Yulii Khariton was born in Saint Petersburg to journalist Boris Osipovich Khariton and actress Mirra Yakovlevna Burovskaya, a Jewish family.[1] His father worked for the newspaper Rech, the main organ of the Constitutional Democratic Party. In 1922, by Lenin's decree, the elder Khariton was expelled from Soviet Russia on one of the so-called Philosophers' ships, subsequently working for an emigrant newspaper in Latvia. After the annexation of Latvia by the Soviet Union, Boris Khariton was arrested by the NKVD and died in the Gulag.[2] Yulii's mother, Mira Burovskaya, was also an emigre and in the 1930s joined the Zionist immigration to the British colony of Palestine.
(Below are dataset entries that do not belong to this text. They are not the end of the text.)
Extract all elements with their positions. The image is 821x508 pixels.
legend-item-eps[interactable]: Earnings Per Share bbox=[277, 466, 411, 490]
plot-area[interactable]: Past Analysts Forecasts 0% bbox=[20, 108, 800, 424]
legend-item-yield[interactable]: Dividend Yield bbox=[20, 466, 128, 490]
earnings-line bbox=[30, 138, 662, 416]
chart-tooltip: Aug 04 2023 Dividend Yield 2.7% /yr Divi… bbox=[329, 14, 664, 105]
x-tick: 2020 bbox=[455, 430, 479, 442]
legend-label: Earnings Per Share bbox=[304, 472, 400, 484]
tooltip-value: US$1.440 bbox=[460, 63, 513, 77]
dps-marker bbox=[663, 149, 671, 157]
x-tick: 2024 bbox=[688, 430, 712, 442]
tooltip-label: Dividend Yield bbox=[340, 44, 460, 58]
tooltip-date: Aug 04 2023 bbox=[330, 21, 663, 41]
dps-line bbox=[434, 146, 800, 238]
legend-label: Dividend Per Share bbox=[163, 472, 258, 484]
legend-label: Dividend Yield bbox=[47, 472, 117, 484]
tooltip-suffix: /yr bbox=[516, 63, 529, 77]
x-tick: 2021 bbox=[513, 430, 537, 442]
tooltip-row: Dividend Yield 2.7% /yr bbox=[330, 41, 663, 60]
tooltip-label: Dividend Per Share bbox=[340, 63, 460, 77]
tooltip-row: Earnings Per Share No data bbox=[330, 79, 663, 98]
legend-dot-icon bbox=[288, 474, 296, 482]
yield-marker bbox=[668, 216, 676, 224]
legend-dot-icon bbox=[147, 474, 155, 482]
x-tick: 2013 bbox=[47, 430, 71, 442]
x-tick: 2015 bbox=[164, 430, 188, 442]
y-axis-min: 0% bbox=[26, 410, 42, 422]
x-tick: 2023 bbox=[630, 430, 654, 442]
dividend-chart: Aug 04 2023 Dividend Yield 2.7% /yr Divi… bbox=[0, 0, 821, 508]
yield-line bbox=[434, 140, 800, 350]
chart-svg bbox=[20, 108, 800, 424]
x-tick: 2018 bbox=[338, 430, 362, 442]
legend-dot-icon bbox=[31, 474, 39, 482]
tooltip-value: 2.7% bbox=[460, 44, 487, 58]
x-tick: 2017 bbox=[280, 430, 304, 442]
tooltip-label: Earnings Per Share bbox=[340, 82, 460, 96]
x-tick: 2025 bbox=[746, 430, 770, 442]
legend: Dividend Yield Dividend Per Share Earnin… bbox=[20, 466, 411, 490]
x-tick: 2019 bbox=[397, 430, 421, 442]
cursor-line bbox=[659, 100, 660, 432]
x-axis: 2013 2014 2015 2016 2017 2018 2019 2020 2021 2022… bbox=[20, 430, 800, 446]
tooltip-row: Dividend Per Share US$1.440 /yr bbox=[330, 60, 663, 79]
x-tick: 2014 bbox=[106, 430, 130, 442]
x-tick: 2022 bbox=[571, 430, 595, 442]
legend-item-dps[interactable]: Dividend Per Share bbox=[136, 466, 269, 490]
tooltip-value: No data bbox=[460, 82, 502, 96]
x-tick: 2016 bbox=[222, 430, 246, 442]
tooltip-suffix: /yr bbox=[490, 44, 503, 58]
Yulii was forbidden to contact his parents after he had started classified work.[3] Khariton studied at the Leningrad Polytechnical Institute (1920–1925) under Abram Ioffe and then at the University of Cambridge (1926–1928) under Ernest Rutherford, where he received a doctor's degree. From 1931 to 1946 he was head of the Explosion Laboratory at the Institute of Chemical Physics. In 1935 he received his doctorate in physical and mathematical sciences. During this period, Yulii Khariton and Yakov Zel'dovich conducted experiments regarding chain reactions of uranium. He was elected as a corresponding member of the USSR Academy of Sciences in 1946, and as a full member in 1953.

He received the following honours:

He also received a Lenin Prize (09.07.1956), three Stalin Prizes (29.10.1949, 12.06.1951, 21.12.1953), a Gold Medal of I.V.Kurchatov in 1974 and a Great Gold Medal of M.V.Lomonosov in 1982.